Rapid7 has made it a priority to support security industry standards, including the Open Vulnerability and Assessment Language (OVAL).  Those of you who use Nexpose to measure policy compliance, either by using the built-in CIS, DISA, and USGCB policies, or by writing your own custom policies, are using OVAL for these policies.

A decision by the National Institute of Standards and Technology (NIST) has made it necessary for us to make changes in our OVAL implementation.  These changes affect policies written for Microsoft Windows systems.  Previously, Nexpose would convert case-sensitive comparators for certain objects and states to case-insensitive comparators, in order to support the case-insensitive behaviour of Windows.  This was a convenient function when uploading third-party policies, which would sometimes be written with default case-sensitive comparators, leading to false positives.

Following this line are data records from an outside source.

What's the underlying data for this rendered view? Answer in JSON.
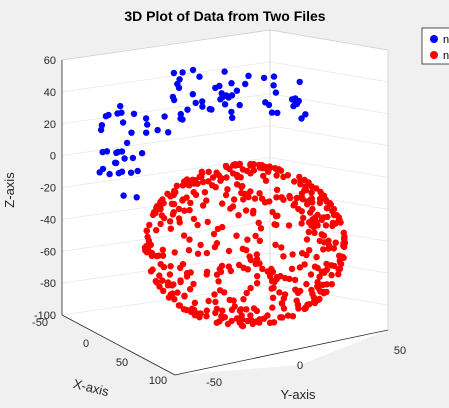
{
  "figure": {
    "background": "#f0f0f0"
  },
  "chart_data": {
    "type": "scatter3d",
    "title": "3D Plot of Data from Two Files",
    "xlabel": "X-axis",
    "ylabel": "Y-axis",
    "zlabel": "Z-axis",
    "xlim": [
      -50,
      100
    ],
    "ylim": [
      -50,
      50
    ],
    "zlim": [
      -100,
      60
    ],
    "xticks": [
      "-50",
      "0",
      "50",
      "100"
    ],
    "yticks": [
      "-50",
      "0",
      "50"
    ],
    "zticks": [
      "60",
      "40",
      "20",
      "0",
      "-20",
      "-40",
      "-60",
      "-80",
      "-100"
    ],
    "grid": true,
    "legend_position": "top-right (partially cut off)",
    "legend": [
      {
        "label": "n",
        "color": "#0000ff"
      },
      {
        "label": "n",
        "color": "#ff0000"
      }
    ],
    "series": [
      {
        "color": "#0000ff"
      },
      {
        "color": "#ff0000"
      }
    ]
  }
}
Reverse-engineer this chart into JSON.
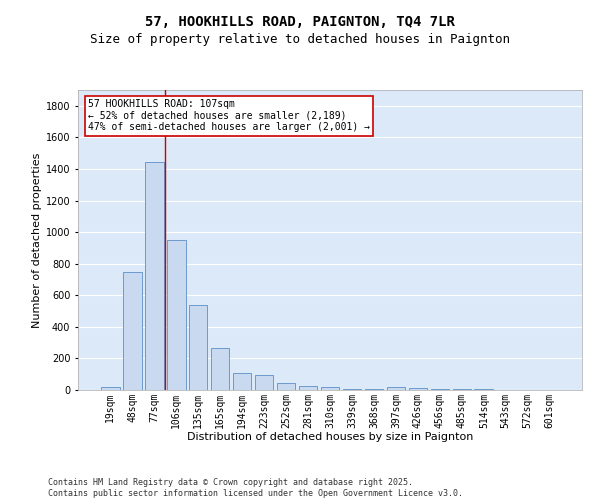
{
  "title": "57, HOOKHILLS ROAD, PAIGNTON, TQ4 7LR",
  "subtitle": "Size of property relative to detached houses in Paignton",
  "xlabel": "Distribution of detached houses by size in Paignton",
  "ylabel": "Number of detached properties",
  "categories": [
    "19sqm",
    "48sqm",
    "77sqm",
    "106sqm",
    "135sqm",
    "165sqm",
    "194sqm",
    "223sqm",
    "252sqm",
    "281sqm",
    "310sqm",
    "339sqm",
    "368sqm",
    "397sqm",
    "426sqm",
    "456sqm",
    "485sqm",
    "514sqm",
    "543sqm",
    "572sqm",
    "601sqm"
  ],
  "values": [
    22,
    748,
    1443,
    948,
    537,
    265,
    108,
    95,
    42,
    28,
    18,
    8,
    8,
    18,
    15,
    8,
    8,
    5,
    2,
    2,
    2
  ],
  "bar_color": "#c9d9f0",
  "bar_edge_color": "#5b8fc9",
  "bg_color": "#dce9f8",
  "grid_color": "#ffffff",
  "vline_color": "#cc0000",
  "annotation_text": "57 HOOKHILLS ROAD: 107sqm\n← 52% of detached houses are smaller (2,189)\n47% of semi-detached houses are larger (2,001) →",
  "annotation_box_color": "#cc0000",
  "ylim": [
    0,
    1900
  ],
  "yticks": [
    0,
    200,
    400,
    600,
    800,
    1000,
    1200,
    1400,
    1600,
    1800
  ],
  "footer": "Contains HM Land Registry data © Crown copyright and database right 2025.\nContains public sector information licensed under the Open Government Licence v3.0.",
  "title_fontsize": 10,
  "subtitle_fontsize": 9,
  "xlabel_fontsize": 8,
  "ylabel_fontsize": 8,
  "tick_fontsize": 7,
  "annotation_fontsize": 7,
  "footer_fontsize": 6
}
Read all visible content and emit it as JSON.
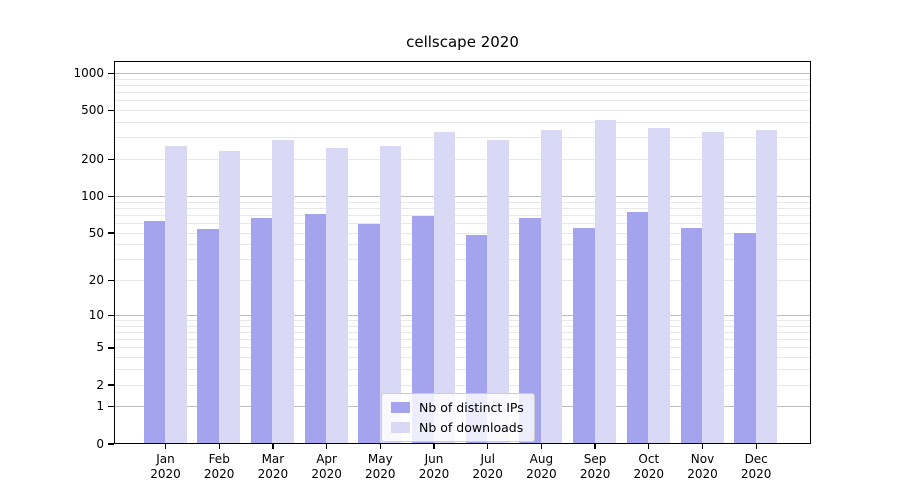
{
  "title": "cellscape 2020",
  "chart_data": {
    "type": "bar",
    "title": "cellscape 2020",
    "categories": [
      "Jan",
      "Feb",
      "Mar",
      "Apr",
      "May",
      "Jun",
      "Jul",
      "Aug",
      "Sep",
      "Oct",
      "Nov",
      "Dec"
    ],
    "category_year": "2020",
    "series": [
      {
        "name": "Nb of distinct IPs",
        "color": "#a4a4ee",
        "values": [
          64,
          55,
          67,
          72,
          60,
          70,
          49,
          67,
          56,
          75,
          56,
          51
        ]
      },
      {
        "name": "Nb of downloads",
        "color": "#d9d9f6",
        "values": [
          260,
          235,
          290,
          250,
          258,
          340,
          290,
          350,
          425,
          365,
          335,
          350
        ]
      }
    ],
    "xlabel": "",
    "ylabel": "",
    "yscale": "log1p",
    "ylim": [
      0,
      1258
    ],
    "yticks": [
      0,
      1,
      2,
      5,
      10,
      20,
      50,
      100,
      200,
      500,
      1000
    ],
    "grid": true,
    "legend_position": "lower center"
  },
  "colors": {
    "background": "#ffffff",
    "major_grid": "#bcbcbc",
    "minor_grid": "#e8e8e8",
    "spine": "#000000",
    "text": "#000000"
  }
}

In order to comply with NIST's requirements for OVAL, it will now be necessary to honour the comparators exactly as written, meaning that comparators will now default to being case-sensitive on Windows systems.  This will not have any effect on policies that have already been imported into Nexpose, nor will it have any effect on the current set of built-in policies.

However, this change will affect:

  1. Newly uploaded custom policies
  2. Custom policies created by copying built-in content
  3. Custom policies created by copying previously uploaded custom policies

As an example, consider the following registry object:

<registry_object xmlns="http://oval.mitre.org/XMLSchema/oval-definitions-5#windows"   
id="oval:nist.validation.winRegistry:obj:19" version="1">  
    <hive>HKEY_LOCAL_MACHINE</hive>  
    <key>SOFTWARE\Microsoft\MSMQ\SCAP_Validation_Tests\win_reg\exists</key>  
    <name operation="equals">vQwordLE</name>  
</registry_object>  

The name element in that object has an 'operation = "equals"' attribute.  Previously, this attribute would have been automatically converted to be 'operation = "case insensitive equals"'.  With the new change, this will no longer be the case: there will be no conversion, and the attribute will remain as 'operation = "equals"'.  This is also the default behaviour: when no operation is specified, the operation will be "equals".

As a result, a policy rule that would have passed regardless of whether the name field in HKEY_LOCAL_MACHINE\SOFTWARE\Microsoft\MSMQ\SCAP_Validation_Test\win_reg\exists were "vqwordle", or "VQWORDLE", or "vQwordLE", will now only pass when the value in the name field is exactly "vQwordLE".

To change the behaviour of the object to match its previous behaviour, you would need to change:

<name operation="equals">vQwordLE</name>  

to be:

<name operation="case insensitive equals">vQwordLE</name>  

The following objects and states will be affected by this change:

  • accesstoken_object, accesstoken_state
  • environmentvariable_object, environmentvariable_state
  • environmentvariable58_object, environmentvariable58_state
  • fileauditedpermissions_object, fileauditedpermissions_state
  • fileauditedpermissions53_object, fileauditedpermissions53_state
  • fileeffectiverights_object, fileeffectiverights_state
  • fileeffectiverights53_object, fileeffectiverights53_state
  • file_object, file_state
  • group_object, group_state
  • registry_object, registry_state
  • sid_sid_object, sid_sid_state
  • sid_object, sid_state
  • user_object, user_state

Depending on your requirements, you may need to rewrite your custom policies to reflect these changes.  It will also be necessary to evaluate the functionality of any new policies that you create by copying previously imported policies.  We regret that this change might be disruptive, but it is necessary to ensure full compatibility with industry security standards.